The Labour Government took note, and to date, the proudest moment of my career in politics was seeing the creation of the Gangmasters Licensing Authority in 2005. It is a Non Departmental Public Body, which operates a licensing scheme to regulate businesses that provide workers to these industries. Labour providers are assessed to check they meet the GLA Licensing standards, covering health and safety, accommodation, pay, transport and training.

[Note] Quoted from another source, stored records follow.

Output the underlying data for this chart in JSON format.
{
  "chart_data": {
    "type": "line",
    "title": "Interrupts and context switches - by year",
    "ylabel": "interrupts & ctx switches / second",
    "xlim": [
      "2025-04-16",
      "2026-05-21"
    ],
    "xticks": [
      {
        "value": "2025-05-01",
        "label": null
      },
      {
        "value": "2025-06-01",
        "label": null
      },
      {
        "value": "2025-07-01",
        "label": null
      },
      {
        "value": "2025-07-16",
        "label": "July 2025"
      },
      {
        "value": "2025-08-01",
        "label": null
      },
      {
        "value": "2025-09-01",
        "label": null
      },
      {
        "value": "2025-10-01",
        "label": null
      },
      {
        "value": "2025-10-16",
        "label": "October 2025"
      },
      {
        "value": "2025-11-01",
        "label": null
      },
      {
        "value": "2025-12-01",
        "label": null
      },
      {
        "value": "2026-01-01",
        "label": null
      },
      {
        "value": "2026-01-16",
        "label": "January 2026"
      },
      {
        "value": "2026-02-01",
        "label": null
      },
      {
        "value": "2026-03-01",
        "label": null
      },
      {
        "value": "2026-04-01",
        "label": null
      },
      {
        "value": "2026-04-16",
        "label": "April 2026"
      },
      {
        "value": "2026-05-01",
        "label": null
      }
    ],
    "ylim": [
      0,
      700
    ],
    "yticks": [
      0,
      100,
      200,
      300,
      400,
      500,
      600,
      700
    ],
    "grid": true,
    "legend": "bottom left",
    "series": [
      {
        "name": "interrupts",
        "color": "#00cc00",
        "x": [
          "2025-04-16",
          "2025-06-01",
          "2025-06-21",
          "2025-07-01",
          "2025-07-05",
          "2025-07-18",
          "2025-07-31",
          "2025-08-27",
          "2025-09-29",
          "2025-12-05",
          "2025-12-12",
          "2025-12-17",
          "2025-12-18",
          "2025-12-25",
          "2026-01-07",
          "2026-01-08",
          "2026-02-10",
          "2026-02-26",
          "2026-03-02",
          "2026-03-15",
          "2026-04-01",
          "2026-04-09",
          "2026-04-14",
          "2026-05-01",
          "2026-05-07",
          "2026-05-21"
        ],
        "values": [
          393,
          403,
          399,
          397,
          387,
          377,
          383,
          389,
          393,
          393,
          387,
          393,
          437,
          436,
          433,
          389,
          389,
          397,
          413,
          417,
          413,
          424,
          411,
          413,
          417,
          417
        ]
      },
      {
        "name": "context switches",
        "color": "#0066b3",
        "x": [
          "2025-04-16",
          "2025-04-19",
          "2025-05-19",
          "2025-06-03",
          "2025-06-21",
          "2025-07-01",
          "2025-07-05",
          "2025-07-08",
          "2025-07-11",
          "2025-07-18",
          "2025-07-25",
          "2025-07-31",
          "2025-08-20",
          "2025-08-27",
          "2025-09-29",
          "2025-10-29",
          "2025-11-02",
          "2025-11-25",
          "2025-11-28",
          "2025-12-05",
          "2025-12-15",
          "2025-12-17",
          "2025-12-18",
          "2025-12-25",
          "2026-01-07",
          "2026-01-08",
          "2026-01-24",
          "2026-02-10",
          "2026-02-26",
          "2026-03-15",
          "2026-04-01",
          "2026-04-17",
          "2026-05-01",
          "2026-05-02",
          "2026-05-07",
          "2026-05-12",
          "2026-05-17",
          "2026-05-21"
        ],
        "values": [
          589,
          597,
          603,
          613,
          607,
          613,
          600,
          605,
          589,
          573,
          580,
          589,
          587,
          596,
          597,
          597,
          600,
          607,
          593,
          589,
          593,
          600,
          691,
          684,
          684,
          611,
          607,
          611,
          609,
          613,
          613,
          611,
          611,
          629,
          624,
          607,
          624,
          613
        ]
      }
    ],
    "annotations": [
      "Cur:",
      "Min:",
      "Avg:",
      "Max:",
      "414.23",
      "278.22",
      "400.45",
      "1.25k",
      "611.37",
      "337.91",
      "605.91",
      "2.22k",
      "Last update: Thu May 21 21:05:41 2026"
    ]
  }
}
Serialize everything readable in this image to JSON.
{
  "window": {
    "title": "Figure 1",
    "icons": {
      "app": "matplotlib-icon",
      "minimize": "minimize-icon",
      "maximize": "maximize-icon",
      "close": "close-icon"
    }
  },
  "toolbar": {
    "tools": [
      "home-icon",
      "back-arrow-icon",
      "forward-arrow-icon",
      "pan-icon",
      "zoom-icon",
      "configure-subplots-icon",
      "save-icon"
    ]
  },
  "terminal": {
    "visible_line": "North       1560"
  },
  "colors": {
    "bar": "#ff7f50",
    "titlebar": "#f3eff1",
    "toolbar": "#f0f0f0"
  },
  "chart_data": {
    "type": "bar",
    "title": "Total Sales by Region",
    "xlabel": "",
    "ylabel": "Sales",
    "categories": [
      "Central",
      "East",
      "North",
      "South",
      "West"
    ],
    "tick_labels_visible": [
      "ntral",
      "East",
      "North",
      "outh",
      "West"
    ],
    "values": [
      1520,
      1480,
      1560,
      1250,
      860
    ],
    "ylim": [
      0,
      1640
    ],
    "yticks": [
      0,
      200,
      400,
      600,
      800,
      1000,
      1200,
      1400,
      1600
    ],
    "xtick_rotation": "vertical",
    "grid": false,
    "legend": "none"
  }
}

It has provided a framework to catch gangmasters in the act, such as in Kent in 2012, where over thirty Lithuanian workers were found working to repay loans, and sometimes denied pay at all. They were verbally and physically threatened by their employers and housed in squalid conditions. They were collecting free range eggs for major retailers. But the GLA led an enforcement operation against them.
Not all gangmasters are terrible, but we needed some way to prevent exploitation such as this. We needed the licensing system to separate the bad from the good.
The legislation was a useful product of its time and stopped exploitation in the sectors where gangmaster abuses were most prevalent.
But we have moved on.
Successive attempts have been made to extend the powers of the GLA. In this Parliament, my colleague Andy Sawford, is sponsoring the Private Members Bill 'Gangmasters Licensing Authority (Extension of Powers) Bill'. I wish him the best of luck, but the sad fact is this Government is not interested.
Instead they are reducing the GLA's remit, which will no longer be able to regulate the forestry sector, land agents, volunteers working for charities, some apprenticeship training agencies, and cleaning contractors operating in the food processing industry.
Instead we should be expanding it, trying to tackle abues such as the one UCATT found in the construction industry, where workers on a public sector hospital site were being paid £8.80 per week. Or in the care industry, where Oxfam and Kalayaan found examples of people working more than 60 and sometimes even 100 hours per week, without sick pay or holiday pay.
I said at the time of the Morecambe Bay tragedy that a life is a life. We must ask ourselves: how would we feel if our brothers, our sisters or our children were in this position abroad, in a country they did not understand. Would we expect their hosts to sit back and watch it happen?
I have tabled a motion in Parliament, and hope the attempts of my colleagues will one day soon be successful. Because we need to control the gangmaster world for good.